FoxIDs will then handle user authentication with username+password and optionally MFA or transfer user ID's from users authenticated in an external identity provider such as Microsoft Entra ID (Azure AD), AD FS, IdentityServer, Google or Facebook or others supporting OpenID Connect or SAML 2.0.
The application can choose how the user should log in by setting a authentication method as a parameter in the URL.
OpenID Connect and SAML 2.0 applications
It is a common scenario to have OpenID Connect and SAML 2.0 applications in a enterprise architecture. You can connect both OpenID Connect and SAML 2.0 applications to FoxIDs and configure shared or separate login experiences.
Both single sign-on (SSO) and single logout is supported across different types of applications. And if a SAML 2.0 application needs to call an OAuth 2.0 secured API the SAML 2.0 token can be exchanged to an access token for the API.
Token Exchange
Tokens should be issued with lease privileges. If an application needs to call multiple APIs or API groups it is a good and secure approach to issue a separate access token for each API or API group. Use zero trust (never trust, always verify), validate that each API request is authenticated and authorized in context of the calling client and the end-user.
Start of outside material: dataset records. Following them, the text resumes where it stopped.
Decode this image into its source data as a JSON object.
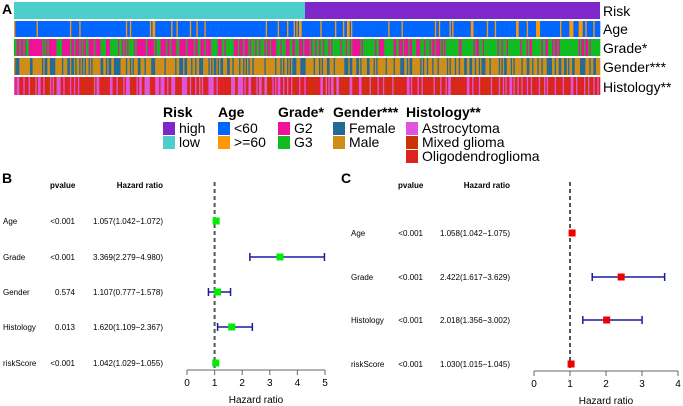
{
  "panel_labels": {
    "a": "A",
    "b": "B",
    "c": "C"
  },
  "heatmap": {
    "rows": [
      "Risk",
      "Age",
      "Grade*",
      "Gender***",
      "Histology**"
    ],
    "legend": [
      {
        "title": "Risk",
        "items": [
          {
            "label": "high",
            "color": "#7f27c9"
          },
          {
            "label": "low",
            "color": "#4ccfcb"
          }
        ]
      },
      {
        "title": "Age",
        "items": [
          {
            "label": "<60",
            "color": "#0066ff"
          },
          {
            "label": ">=60",
            "color": "#ff9900"
          }
        ]
      },
      {
        "title": "Grade*",
        "items": [
          {
            "label": "G2",
            "color": "#ee1199"
          },
          {
            "label": "G3",
            "color": "#11bb22"
          }
        ]
      },
      {
        "title": "Gender***",
        "items": [
          {
            "label": "Female",
            "color": "#236b96"
          },
          {
            "label": "Male",
            "color": "#cf8d17"
          }
        ]
      },
      {
        "title": "Histology**",
        "items": [
          {
            "label": "Astrocytoma",
            "color": "#dd55dd"
          },
          {
            "label": "Mixed glioma",
            "color": "#cc3300"
          },
          {
            "label": "Oligodendroglioma",
            "color": "#dd2222"
          }
        ]
      }
    ]
  },
  "chart_data": [
    {
      "type": "forest",
      "title": "B",
      "header": {
        "pvalue": "pvalue",
        "hr": "Hazard ratio"
      },
      "xlabel": "Hazard ratio",
      "xlim": [
        0,
        5
      ],
      "ticks": [
        "0",
        "1",
        "2",
        "3",
        "4",
        "5"
      ],
      "reference": 1,
      "marker_color": "#00ee00",
      "rows": [
        {
          "name": "Age",
          "pvalue": "<0.001",
          "hr_text": "1.057(1.042−1.072)",
          "hr": 1.057,
          "lo": 1.042,
          "hi": 1.072
        },
        {
          "name": "Grade",
          "pvalue": "<0.001",
          "hr_text": "3.369(2.279−4.980)",
          "hr": 3.369,
          "lo": 2.279,
          "hi": 4.98
        },
        {
          "name": "Gender",
          "pvalue": "0.574",
          "hr_text": "1.107(0.777−1.578)",
          "hr": 1.107,
          "lo": 0.777,
          "hi": 1.578
        },
        {
          "name": "Histology",
          "pvalue": "0.013",
          "hr_text": "1.620(1.109−2.367)",
          "hr": 1.62,
          "lo": 1.109,
          "hi": 2.367
        },
        {
          "name": "riskScore",
          "pvalue": "<0.001",
          "hr_text": "1.042(1.029−1.055)",
          "hr": 1.042,
          "lo": 1.029,
          "hi": 1.055
        }
      ]
    },
    {
      "type": "forest",
      "title": "C",
      "header": {
        "pvalue": "pvalue",
        "hr": "Hazard ratio"
      },
      "xlabel": "Hazard ratio",
      "xlim": [
        0,
        4
      ],
      "ticks": [
        "0",
        "1",
        "2",
        "3",
        "4"
      ],
      "reference": 1,
      "marker_color": "#ee0000",
      "rows": [
        {
          "name": "Age",
          "pvalue": "<0.001",
          "hr_text": "1.058(1.042−1.075)",
          "hr": 1.058,
          "lo": 1.042,
          "hi": 1.075
        },
        {
          "name": "Grade",
          "pvalue": "<0.001",
          "hr_text": "2.422(1.617−3.629)",
          "hr": 2.422,
          "lo": 1.617,
          "hi": 3.629
        },
        {
          "name": "Histology",
          "pvalue": "<0.001",
          "hr_text": "2.018(1.356−3.002)",
          "hr": 2.018,
          "lo": 1.356,
          "hi": 3.002
        },
        {
          "name": "riskScore",
          "pvalue": "<0.001",
          "hr_text": "1.030(1.015−1.045)",
          "hr": 1.03,
          "lo": 1.015,
          "hi": 1.045
        }
      ]
    }
  ]
}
Initially a limited access token is issued which is granted access (with audience and scope) to be exchanged with token exchange to different API / API group access tokens with specific audiences and scopes.
The initial access token can be issued on user authentication in an OpenID Connect application or with client credentials grant in an OAuth 2.0 application.
And thereafter be exchanged to other access tokens.
It is recommended to pass the user's identity securely between APIs. With token exchange in an API, it is possible to issue an access token to another API and thereby calling the next API in the context of the end-user.
SAML 2.0 to OpenID Connect bridge
You can use FoxIDs as a SAML 2.0 to OpenID Connect bridge. Where FoxIDs handles the SAML 2.0 traffic to the external Identity Provider (IdP) and your application connects to FoxIDs with OpenID Connect. You basically only need care about OpenID Connect, the SAML 2.0 connection is handled by FoxIDs.
SAML 2.0 is tricky and an old standard with its shortcomings, and therefore it is often a better choice to use OpenID Connect in your application.
NemLog-in or Context Handler to OpenID Connect bridge
You can connect FoxIDs to NemLog-in (Danish IdP) or Context Handler (Danish identity broker, Fælleskommunal Adgangsstyring) without worrying about the complexity. FoxIDs handles everything related to the OIOSAML3 / SAML 2.0 connection and translate to OpenID Connect. The Danish privilege claim with a base64-decoded XML value can also be transfers to a claim with a readable JSON value.
Your application and possible API is then to connect to FoxIDs with OpenID Connect and OAuth 2.0, and the developer doesn't have to worry much about NemLog-in or Context Handler and all the requirements.